As Naim Sheikh perished off a perfect yorker from Shivam Dube, so did Bangladesh's hope to seal the series at Nagpur. An 81-run masterclass chasing 175 should have sealed it, but sadly it did not.
Naim though, must keep his head high and straight. Ensuring the second one would be more necessary, much more than having a sweet taste of playing an incredible knock.
Bangladesh have a few positives to take from the series and surely Aminul Islam and Naim are the standout ones. Aminul proved himself against a quality opposition and Naim showed courage and brilliance, in all three of his innings.
Naim Sheikh ended the series as top-scorer as he scored 143 runs in the three matches on his debut series for the national team.
Whereas the IPL made T20 specialists of India were far behind of Naim in terms of scoring.
Naim scored 26 and 36 in the first two matches, before a blistering 81 in the last. The first innings brought calm to the team after an early loss which led them to a victory, the second was the side's top score, but the middle order's failure ensured that it meant nothing. Same goes for the third, but it was an impressive display of domination and strokeplay. Bangladesh, amidst Tamim Iqbal's absence, needed someone to play his role and Naim, at least for this series, managed to do so. But still, it is too early to give him insurance.

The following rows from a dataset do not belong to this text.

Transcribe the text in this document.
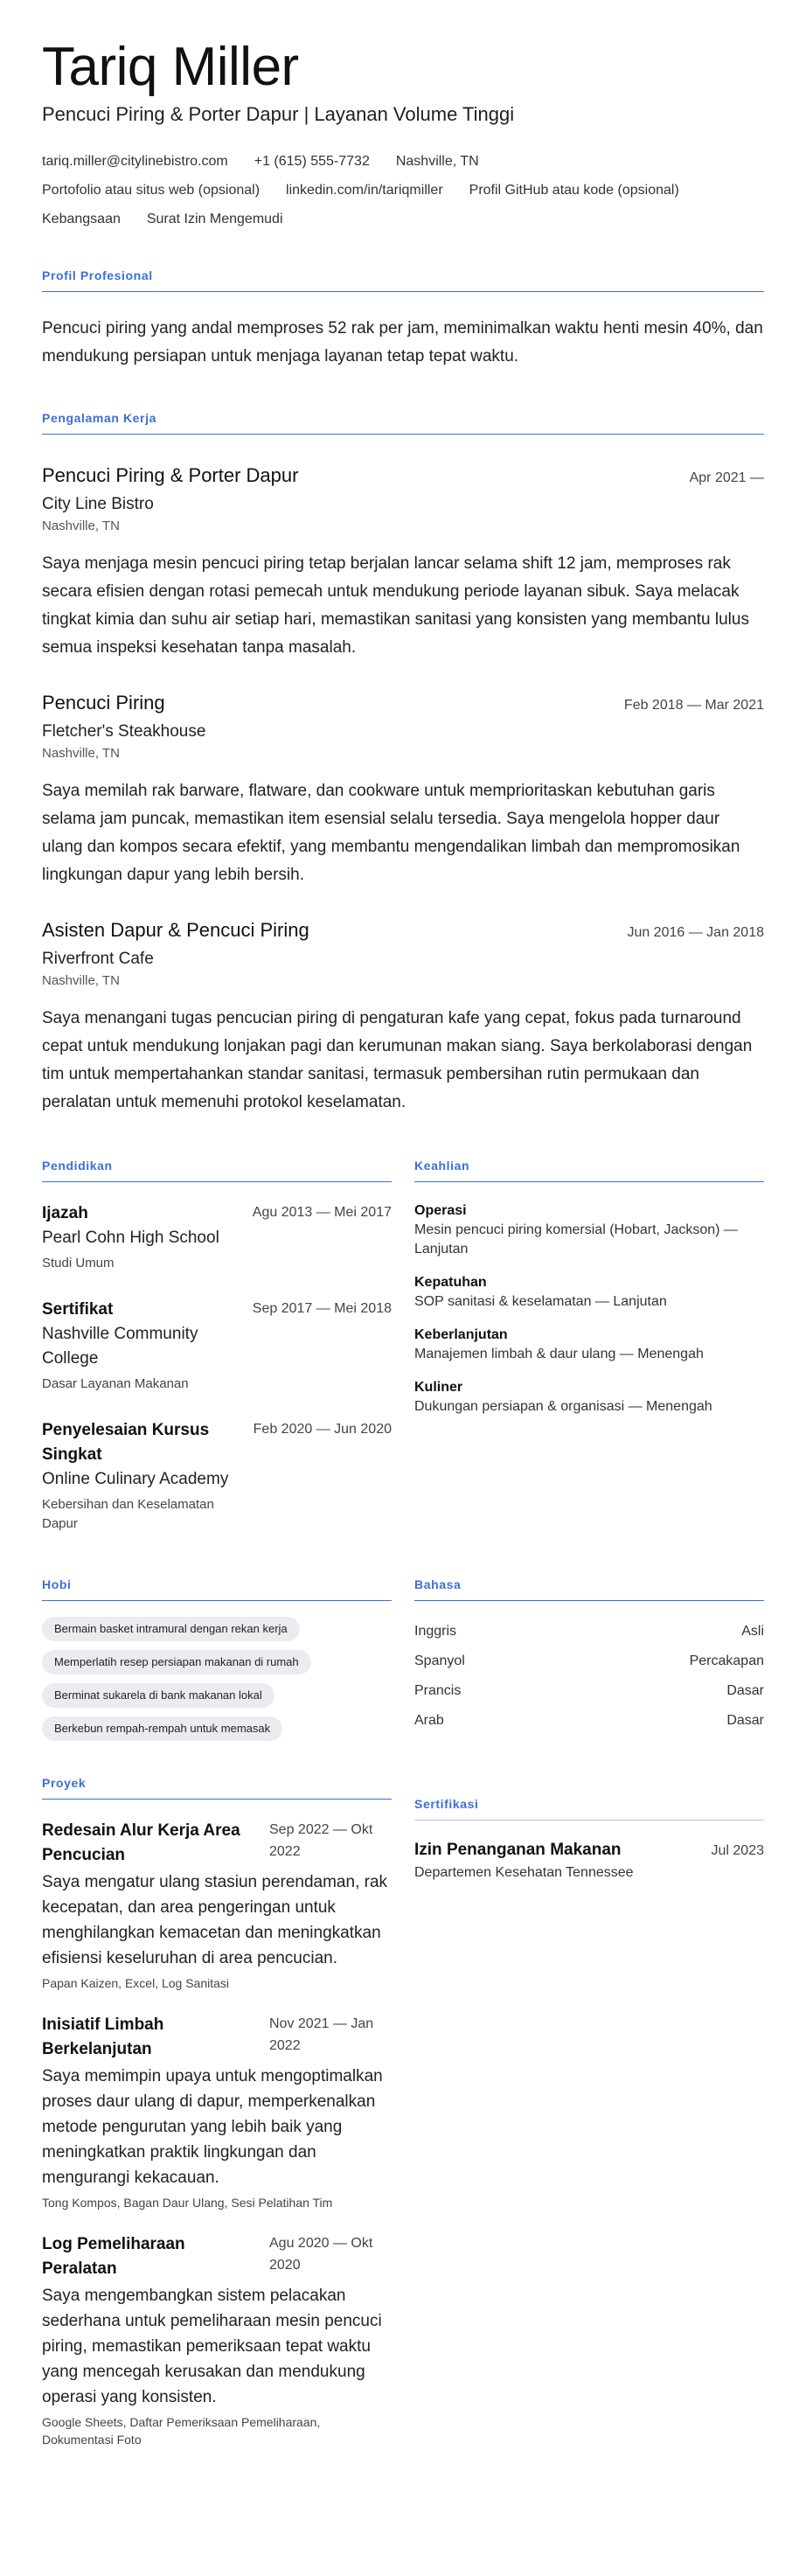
Tariq Miller
Pencuci Piring & Porter Dapur | Layanan Volume Tinggi
tariq.miller@citylinebistro.com +1 (615) 555-7732 Nashville, TN
Portofolio atau situs web (opsional) linkedin.com/in/tariqmiller Profil GitHub atau kode (opsional)
Kebangsaan Surat Izin Mengemudi
Profil Profesional
Pencuci piring yang andal memproses 52 rak per jam, meminimalkan waktu henti mesin 40%, dan mendukung persiapan untuk menjaga layanan tetap tepat waktu.
Pengalaman Kerja
Pencuci Piring & Porter Dapur	Apr 2021 —
City Line Bistro
Nashville, TN
Saya menjaga mesin pencuci piring tetap berjalan lancar selama shift 12 jam, memproses rak secara efisien dengan rotasi pemecah untuk mendukung periode layanan sibuk. Saya melacak tingkat kimia dan suhu air setiap hari, memastikan sanitasi yang konsisten yang membantu lulus semua inspeksi kesehatan tanpa masalah.
Pencuci Piring	Feb 2018 — Mar 2021
Fletcher's Steakhouse
Nashville, TN
Saya memilah rak barware, flatware, dan cookware untuk memprioritaskan kebutuhan garis selama jam puncak, memastikan item esensial selalu tersedia. Saya mengelola hopper daur ulang dan kompos secara efektif, yang membantu mengendalikan limbah dan mempromosikan lingkungan dapur yang lebih bersih.
Asisten Dapur & Pencuci Piring	Jun 2016 — Jan 2018
Riverfront Cafe
Nashville, TN
Saya menangani tugas pencucian piring di pengaturan kafe yang cepat, fokus pada turnaround cepat untuk mendukung lonjakan pagi dan kerumunan makan siang. Saya berkolaborasi dengan tim untuk mempertahankan standar sanitasi, termasuk pembersihan rutin permukaan dan peralatan untuk memenuhi protokol keselamatan.
Pendidikan
Ijazah	Agu 2013 — Mei 2017
Pearl Cohn High School
Studi Umum
Sertifikat	Sep 2017 — Mei 2018
Nashville Community College
Dasar Layanan Makanan
Penyelesaian Kursus Singkat
Feb 2020 — Jun 2020
Online Culinary Academy
Kebersihan dan Keselamatan Dapur
Keahlian
Operasi
Mesin pencuci piring komersial (Hobart, Jackson) — Lanjutan
Kepatuhan
SOP sanitasi & keselamatan — Lanjutan
Keberlanjutan
Manajemen limbah & daur ulang — Menengah
Kuliner
Dukungan persiapan & organisasi — Menengah
Hobi
Bermain basket intramural dengan rekan kerja
Memperlatih resep persiapan makanan di rumah
Berminat sukarela di bank makanan lokal
Berkebun rempah-rempah untuk memasak
Proyek
Redesain Alur Kerja Area Pencucian
Sep 2022 — Okt 2022
Saya mengatur ulang stasiun perendaman, rak kecepatan, dan area pengeringan untuk menghilangkan kemacetan dan meningkatkan efisiensi keseluruhan di area pencucian.
Papan Kaizen, Excel, Log Sanitasi
Inisiatif Limbah Berkelanjutan
Nov 2021 — Jan 2022
Saya memimpin upaya untuk mengoptimalkan proses daur ulang di dapur, memperkenalkan metode pengurutan yang lebih baik yang meningkatkan praktik lingkungan dan mengurangi kekacauan.
Tong Kompos, Bagan Daur Ulang, Sesi Pelatihan Tim
Log Pemeliharaan Peralatan
Agu 2020 — Okt 2020
Saya mengembangkan sistem pelacakan sederhana untuk pemeliharaan mesin pencuci piring, memastikan pemeriksaan tepat waktu yang mencegah kerusakan dan mendukung operasi yang konsisten.
Google Sheets, Daftar Pemeriksaan Pemeliharaan, Dokumentasi Foto
Bahasa
Inggris	Asli
Spanyol	Percakapan
Prancis	Dasar
Arab	Dasar
Sertifikasi
Izin Penanganan Makanan	Jul 2023
Departemen Kesehatan Tennessee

Naim's batting technique resembles Soumya Sarkar, another of Bangladesh's prodigal batsmen who took the international stage by storm but failed to fulfil the promises. Naim depends more on hand-eye co-ordination rather than footwork, which leads him to be vulnerable against spinners. Even though he showed prominence against Chahal and Washington in the third match, Naim surely is more comfortable against fast bowling.

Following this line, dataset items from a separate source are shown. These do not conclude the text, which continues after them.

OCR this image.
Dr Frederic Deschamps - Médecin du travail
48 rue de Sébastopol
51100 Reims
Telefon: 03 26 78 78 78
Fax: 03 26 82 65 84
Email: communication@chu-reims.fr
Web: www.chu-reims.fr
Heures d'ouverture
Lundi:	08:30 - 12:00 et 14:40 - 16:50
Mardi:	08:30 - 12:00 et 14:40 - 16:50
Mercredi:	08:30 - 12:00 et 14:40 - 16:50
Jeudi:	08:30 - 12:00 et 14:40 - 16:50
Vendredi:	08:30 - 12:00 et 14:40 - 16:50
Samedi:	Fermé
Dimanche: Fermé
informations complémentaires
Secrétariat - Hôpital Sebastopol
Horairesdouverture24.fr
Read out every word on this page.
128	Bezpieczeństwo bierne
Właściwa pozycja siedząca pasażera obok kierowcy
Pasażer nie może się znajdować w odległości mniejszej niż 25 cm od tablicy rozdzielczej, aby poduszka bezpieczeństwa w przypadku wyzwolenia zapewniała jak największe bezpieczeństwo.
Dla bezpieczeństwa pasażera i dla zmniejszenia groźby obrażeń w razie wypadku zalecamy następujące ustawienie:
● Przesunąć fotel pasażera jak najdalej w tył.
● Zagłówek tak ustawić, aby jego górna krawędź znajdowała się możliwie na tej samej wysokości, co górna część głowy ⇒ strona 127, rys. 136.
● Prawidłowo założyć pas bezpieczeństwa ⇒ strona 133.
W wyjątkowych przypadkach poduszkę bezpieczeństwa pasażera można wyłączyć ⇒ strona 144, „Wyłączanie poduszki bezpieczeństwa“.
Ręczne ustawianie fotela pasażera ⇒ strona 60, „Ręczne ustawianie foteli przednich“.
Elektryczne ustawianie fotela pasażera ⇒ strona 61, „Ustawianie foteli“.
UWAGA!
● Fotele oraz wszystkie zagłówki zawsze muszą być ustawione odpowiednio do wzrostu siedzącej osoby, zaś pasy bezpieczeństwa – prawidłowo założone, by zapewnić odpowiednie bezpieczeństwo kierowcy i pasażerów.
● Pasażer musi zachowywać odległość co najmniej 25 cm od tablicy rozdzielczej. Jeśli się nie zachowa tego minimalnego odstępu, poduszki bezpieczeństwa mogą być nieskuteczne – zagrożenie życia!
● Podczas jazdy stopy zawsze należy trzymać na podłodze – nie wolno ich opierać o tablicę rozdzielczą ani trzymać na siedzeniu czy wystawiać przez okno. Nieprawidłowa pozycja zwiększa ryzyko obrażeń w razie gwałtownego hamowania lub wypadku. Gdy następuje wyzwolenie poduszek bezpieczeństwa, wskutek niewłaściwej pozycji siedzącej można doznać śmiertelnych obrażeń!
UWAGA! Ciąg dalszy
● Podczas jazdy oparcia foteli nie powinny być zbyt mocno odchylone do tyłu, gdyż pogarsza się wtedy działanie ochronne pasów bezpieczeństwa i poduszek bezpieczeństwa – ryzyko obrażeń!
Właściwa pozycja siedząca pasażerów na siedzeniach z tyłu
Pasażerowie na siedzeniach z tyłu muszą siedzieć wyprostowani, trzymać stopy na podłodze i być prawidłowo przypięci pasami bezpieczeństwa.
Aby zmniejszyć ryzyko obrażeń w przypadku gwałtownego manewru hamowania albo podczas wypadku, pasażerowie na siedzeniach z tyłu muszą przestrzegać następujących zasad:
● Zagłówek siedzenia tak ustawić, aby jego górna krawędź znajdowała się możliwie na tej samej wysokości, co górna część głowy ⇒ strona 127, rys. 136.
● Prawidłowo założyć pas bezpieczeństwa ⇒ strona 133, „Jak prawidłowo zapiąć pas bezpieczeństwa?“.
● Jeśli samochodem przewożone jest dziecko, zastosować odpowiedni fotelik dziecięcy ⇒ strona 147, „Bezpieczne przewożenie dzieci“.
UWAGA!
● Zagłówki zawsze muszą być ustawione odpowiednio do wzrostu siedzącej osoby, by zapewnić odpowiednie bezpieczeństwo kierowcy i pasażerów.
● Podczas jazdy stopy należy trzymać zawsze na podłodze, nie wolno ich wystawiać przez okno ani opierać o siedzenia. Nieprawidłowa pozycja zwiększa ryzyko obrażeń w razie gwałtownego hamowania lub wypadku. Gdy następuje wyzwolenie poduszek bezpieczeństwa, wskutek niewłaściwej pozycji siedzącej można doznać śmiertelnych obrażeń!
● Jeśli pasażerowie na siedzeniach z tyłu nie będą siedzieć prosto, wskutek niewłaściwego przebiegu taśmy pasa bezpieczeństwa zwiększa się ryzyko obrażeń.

Another side from Naim's batting is he starts slow. Even on his day, he is not the batsman who will hit the ball out of the ground straight away. This was portrayed immensely in the third T20 as he started slowly but as soon as he was in his groove, he punished the bowlers for letting him be there till he was dismissed off a perfect yorker. Naim was only on eight of 15 when the fifth over ended. But three consecutive boundaries off Chahal made him comfortable and he wreaked havoc in the next ten overs. Naim scored 73 off the last 33 deliveries he played, and that shows his ability.
Another thing to be taken into notice is he made the bowlers bowl into his zone, he toyed with Rohit Sharma's captaincy. Yuzvendra Chahal was made to change his length with the wet ball because of Naim's shotplay, and when Rohit changed the field after a boundary, Naim hit another exactly through where the fielder had been.
But yet, a tough journey awaits for the left-handed batsman. He lacks in technique and once he becomes a regular in the side, he will be analyzed a lot more and his technical lackings will be far more exposed than they are. He surely needs to up his game but that is a different topic to be discussed later.
Liton Das and Soumya must be aware now because they now have even more competition. If they can not make sure of consistency, Naim waits in the ranks to grab that opportunity. Naim, himself, also must ensure that he does not fade away like his predecessors.
For now, he deserves a pat on the back. And Bangladesh must take this positive of finding someone in the T20Is to the Test series, where a bigger challenge awaits. They will surely need someone playing better than the pack as Naim did here to win there, but will also need someone who backs him, unless the result will not be any different.